An In Vitro Technique to Study Antimicrobial Treatments on Bacterial Aggregates

Transcripción

To study the impact of antimicrobials on bacterial aggregates, take Pseudomonas aeruginosa culture in a growth medium that promotes aggregate formation — simulating growth during infection.

The engineered bacteria express a fluorescent protein for aggregate detection under a fluorescence microscope. Image in three dimensions to compute the volume of the aggregates, or the bacterial biomass, and visualize the increase in biomass over time, indicating bacterial growth.

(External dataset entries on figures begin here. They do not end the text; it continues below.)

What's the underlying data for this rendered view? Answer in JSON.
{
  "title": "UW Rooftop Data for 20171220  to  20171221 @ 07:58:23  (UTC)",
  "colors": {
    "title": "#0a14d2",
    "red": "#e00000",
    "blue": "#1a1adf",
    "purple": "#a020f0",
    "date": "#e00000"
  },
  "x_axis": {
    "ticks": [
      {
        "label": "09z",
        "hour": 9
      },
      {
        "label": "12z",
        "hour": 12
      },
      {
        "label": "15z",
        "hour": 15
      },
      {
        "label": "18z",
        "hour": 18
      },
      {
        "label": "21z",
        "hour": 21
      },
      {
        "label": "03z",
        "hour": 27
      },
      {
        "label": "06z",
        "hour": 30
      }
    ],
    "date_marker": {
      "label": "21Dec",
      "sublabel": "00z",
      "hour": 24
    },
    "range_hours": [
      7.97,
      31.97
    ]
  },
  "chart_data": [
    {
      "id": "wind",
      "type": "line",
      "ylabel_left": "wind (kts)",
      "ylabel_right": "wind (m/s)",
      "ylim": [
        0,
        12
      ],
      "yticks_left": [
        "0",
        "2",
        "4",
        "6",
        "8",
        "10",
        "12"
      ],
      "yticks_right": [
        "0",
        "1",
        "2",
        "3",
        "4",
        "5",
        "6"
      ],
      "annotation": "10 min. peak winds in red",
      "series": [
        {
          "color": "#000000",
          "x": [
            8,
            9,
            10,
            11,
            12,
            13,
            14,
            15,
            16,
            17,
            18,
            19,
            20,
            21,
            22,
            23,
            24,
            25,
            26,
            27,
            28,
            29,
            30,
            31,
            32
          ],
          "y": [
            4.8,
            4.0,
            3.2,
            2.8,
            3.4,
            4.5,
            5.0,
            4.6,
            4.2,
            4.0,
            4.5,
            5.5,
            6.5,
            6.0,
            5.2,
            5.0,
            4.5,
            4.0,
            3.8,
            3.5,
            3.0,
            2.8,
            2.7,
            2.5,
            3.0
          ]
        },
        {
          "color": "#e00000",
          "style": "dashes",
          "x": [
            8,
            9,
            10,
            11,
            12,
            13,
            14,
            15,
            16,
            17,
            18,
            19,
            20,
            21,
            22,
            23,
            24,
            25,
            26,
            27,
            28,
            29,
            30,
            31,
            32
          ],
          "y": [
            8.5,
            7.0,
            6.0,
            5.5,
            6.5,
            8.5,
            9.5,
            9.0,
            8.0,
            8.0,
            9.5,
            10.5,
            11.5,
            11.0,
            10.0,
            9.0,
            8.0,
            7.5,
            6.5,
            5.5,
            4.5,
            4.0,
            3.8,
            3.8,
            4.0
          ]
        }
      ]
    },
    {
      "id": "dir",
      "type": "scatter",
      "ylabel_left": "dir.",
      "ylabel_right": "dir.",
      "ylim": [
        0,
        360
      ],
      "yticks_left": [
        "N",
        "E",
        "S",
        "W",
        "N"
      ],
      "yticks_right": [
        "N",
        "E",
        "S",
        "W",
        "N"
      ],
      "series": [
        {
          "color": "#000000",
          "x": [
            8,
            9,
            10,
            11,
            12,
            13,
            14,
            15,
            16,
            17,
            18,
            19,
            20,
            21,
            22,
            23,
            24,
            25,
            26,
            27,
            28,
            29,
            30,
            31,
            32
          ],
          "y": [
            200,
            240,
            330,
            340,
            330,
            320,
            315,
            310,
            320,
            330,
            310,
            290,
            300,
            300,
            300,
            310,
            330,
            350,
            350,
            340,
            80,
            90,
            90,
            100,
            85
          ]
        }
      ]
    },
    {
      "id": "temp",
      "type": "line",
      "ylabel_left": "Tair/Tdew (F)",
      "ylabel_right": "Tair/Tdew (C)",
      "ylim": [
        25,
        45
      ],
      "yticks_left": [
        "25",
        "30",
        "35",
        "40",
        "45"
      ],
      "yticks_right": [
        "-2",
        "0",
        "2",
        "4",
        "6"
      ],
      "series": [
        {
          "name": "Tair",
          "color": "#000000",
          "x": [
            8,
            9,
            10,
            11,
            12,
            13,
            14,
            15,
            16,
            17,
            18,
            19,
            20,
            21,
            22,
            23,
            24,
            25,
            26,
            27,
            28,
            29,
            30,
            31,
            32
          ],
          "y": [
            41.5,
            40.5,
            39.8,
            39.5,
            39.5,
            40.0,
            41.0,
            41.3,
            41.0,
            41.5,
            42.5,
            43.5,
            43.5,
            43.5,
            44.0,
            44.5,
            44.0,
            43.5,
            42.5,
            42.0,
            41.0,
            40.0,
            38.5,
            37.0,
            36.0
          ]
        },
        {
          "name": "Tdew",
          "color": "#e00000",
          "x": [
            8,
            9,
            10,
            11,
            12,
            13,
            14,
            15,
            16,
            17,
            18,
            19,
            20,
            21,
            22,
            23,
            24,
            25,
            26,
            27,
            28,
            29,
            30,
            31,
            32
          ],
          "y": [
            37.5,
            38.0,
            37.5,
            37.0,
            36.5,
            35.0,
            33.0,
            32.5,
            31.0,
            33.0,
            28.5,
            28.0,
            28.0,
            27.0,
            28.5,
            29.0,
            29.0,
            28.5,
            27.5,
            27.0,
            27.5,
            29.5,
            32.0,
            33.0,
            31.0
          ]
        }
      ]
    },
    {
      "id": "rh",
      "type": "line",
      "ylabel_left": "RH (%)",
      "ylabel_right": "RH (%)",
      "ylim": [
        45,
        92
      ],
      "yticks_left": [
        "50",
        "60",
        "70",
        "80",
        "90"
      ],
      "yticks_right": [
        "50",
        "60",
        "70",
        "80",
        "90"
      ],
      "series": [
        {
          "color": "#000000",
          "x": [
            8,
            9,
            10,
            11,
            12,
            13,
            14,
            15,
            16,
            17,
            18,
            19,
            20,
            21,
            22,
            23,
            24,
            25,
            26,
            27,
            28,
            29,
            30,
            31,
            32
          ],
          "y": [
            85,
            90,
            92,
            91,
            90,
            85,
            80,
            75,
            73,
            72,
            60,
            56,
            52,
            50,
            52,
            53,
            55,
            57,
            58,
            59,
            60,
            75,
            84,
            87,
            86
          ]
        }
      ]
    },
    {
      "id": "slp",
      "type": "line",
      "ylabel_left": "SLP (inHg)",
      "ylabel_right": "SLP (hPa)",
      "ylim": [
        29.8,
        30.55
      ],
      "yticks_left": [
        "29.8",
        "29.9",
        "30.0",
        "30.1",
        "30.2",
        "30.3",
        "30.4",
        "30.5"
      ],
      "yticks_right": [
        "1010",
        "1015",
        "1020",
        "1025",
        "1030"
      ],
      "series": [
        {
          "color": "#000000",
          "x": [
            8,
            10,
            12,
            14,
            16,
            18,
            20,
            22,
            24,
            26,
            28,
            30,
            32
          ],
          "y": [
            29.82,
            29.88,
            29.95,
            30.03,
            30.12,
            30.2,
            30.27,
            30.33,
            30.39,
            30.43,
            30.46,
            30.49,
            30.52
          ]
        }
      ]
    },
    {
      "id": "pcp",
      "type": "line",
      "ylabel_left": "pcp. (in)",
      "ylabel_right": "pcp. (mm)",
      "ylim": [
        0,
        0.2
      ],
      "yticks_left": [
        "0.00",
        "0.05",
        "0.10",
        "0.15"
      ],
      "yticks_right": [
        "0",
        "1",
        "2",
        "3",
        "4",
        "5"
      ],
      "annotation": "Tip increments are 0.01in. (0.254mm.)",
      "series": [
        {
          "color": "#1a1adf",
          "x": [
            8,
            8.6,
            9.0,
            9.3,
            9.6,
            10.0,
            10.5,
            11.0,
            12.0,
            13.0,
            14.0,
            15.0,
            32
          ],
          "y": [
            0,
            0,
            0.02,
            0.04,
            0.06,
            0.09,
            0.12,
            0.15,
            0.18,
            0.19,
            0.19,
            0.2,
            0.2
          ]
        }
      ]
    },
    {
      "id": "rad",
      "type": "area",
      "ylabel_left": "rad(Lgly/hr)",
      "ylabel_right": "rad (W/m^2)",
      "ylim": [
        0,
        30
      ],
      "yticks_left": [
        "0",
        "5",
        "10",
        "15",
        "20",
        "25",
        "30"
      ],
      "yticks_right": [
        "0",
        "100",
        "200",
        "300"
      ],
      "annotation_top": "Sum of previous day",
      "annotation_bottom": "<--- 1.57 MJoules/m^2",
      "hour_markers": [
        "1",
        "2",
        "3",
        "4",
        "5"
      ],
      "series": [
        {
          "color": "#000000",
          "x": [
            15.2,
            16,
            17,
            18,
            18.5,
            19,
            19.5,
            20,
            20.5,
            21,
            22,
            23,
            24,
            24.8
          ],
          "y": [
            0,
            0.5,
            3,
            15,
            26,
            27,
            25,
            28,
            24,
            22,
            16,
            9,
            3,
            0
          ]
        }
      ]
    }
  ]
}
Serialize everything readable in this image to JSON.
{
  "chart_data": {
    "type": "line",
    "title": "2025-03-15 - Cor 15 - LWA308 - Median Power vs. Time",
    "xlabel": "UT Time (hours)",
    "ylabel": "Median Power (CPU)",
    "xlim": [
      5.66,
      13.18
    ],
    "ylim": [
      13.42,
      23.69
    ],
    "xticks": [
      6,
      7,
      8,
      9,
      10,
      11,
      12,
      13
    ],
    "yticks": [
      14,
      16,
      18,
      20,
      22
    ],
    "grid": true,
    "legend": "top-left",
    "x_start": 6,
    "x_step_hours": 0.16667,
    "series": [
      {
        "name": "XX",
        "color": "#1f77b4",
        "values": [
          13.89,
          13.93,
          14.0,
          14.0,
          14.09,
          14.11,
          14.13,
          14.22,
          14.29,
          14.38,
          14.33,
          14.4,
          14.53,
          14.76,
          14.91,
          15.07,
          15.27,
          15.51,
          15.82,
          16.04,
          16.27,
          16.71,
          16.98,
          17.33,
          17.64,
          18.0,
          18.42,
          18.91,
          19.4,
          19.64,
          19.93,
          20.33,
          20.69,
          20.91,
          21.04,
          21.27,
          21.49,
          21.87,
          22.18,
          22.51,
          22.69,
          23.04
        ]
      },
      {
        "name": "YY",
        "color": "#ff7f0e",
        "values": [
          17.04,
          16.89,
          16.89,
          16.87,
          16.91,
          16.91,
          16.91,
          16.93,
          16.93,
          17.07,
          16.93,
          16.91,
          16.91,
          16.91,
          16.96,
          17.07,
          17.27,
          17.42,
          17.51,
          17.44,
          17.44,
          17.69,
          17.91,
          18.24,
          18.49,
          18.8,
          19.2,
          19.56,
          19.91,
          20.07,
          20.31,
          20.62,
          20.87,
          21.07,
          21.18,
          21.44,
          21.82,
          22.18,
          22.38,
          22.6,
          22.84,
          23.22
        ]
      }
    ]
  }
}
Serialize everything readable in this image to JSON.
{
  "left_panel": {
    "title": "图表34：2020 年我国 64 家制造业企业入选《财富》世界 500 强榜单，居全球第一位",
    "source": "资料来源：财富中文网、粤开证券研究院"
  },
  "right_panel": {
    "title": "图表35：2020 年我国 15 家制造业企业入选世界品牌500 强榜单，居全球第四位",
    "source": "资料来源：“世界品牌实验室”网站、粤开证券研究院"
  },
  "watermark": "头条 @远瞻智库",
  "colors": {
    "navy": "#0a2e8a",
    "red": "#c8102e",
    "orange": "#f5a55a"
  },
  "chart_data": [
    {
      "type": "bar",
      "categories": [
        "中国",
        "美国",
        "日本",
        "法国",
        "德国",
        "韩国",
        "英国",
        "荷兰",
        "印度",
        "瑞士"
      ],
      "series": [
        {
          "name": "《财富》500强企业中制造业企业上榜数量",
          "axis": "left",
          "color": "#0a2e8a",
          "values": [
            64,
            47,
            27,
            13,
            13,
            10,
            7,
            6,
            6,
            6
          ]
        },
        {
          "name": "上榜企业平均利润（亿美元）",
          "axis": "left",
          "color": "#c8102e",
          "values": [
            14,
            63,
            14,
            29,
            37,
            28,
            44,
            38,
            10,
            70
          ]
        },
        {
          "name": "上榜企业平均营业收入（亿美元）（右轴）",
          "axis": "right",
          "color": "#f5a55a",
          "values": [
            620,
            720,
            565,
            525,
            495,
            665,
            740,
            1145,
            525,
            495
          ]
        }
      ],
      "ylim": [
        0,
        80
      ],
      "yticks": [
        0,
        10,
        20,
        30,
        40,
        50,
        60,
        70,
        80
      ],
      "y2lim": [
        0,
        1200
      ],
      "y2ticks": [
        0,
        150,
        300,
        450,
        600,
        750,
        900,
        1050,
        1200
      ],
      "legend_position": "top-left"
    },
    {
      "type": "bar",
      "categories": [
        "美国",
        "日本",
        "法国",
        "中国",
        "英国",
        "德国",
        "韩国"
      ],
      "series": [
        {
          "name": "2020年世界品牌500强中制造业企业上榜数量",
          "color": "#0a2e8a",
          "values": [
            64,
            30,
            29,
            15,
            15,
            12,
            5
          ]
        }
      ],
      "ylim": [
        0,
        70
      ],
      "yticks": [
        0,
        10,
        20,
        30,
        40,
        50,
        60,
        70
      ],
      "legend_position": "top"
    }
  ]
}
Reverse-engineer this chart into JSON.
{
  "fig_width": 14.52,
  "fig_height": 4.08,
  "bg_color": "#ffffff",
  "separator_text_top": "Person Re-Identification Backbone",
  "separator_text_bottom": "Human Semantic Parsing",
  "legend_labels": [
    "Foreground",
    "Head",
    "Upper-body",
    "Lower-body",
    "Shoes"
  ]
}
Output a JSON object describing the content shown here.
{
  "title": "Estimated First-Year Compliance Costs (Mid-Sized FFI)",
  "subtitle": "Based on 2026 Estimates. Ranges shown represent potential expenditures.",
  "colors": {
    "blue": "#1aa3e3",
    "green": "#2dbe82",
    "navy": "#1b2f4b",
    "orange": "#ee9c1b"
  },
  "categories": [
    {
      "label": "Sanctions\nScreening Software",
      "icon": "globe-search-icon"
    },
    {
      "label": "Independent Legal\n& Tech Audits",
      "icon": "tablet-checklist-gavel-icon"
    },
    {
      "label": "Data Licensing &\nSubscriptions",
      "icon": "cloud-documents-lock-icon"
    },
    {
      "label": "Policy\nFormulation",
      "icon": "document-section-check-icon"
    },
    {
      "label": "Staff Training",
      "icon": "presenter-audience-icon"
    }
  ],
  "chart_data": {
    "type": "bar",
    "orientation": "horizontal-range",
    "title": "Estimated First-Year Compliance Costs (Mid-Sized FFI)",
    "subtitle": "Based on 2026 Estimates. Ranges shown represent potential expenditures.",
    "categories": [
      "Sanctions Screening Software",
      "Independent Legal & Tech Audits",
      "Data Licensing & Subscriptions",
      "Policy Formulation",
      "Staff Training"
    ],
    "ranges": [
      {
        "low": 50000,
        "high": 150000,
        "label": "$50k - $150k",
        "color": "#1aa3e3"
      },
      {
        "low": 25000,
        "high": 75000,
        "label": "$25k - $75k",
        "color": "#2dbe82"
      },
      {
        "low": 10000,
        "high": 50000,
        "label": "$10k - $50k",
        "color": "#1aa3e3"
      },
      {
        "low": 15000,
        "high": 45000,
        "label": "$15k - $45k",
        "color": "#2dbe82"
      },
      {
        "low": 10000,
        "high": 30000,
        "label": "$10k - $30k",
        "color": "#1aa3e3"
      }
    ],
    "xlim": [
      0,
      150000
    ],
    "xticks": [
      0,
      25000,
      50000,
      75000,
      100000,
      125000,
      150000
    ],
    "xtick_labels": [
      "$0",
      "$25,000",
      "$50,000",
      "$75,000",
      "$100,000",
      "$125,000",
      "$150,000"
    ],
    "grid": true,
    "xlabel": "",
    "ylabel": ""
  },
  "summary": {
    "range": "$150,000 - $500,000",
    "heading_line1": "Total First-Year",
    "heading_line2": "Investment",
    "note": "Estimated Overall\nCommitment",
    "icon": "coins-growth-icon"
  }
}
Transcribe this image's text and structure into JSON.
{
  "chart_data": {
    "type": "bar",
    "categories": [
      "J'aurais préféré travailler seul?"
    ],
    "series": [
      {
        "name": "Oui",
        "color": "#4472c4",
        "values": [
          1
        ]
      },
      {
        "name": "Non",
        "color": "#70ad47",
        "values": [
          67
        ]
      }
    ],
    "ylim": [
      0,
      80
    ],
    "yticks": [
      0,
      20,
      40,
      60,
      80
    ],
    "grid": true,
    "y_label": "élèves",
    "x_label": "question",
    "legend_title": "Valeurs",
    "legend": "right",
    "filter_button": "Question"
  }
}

Add colistin — a cationic antimicrobial peptide — at a sublethal concentration that kills susceptible bacteria while selecting the antibiotic-tolerant ones.

Colistin binds to negatively-charged lipopolysaccharides, or LPS, on the bacterial outer membrane, displacing cationic bridges that stabilize the LPS monolayer — damaging membrane integrity.

Colistin enters periplasm and binds to LPS on the cell membrane, disrupting the membrane and resulting in cell lysis. As a counter mechanism, specific genetic mutations in a subset of bacteria neutralize the negative charge of LPS. This modification inhibits the electrostatic interaction of cationic colistin with less anionic LPS — preventing cell death.

Image to visualize decreased biomass with time, indicating the impact of the antimicrobial. Add propidium iodide or PI — a fluorescent dye — that enters through the damaged membrane to bind DNA, labeling only the dead cells.

Perform fluorescence-activated cell sorting, or FACS, separating PI-labeled susceptible cells and fluorescently-labeled antibiotic-tolerant cells. The cells are ready for downstream assays.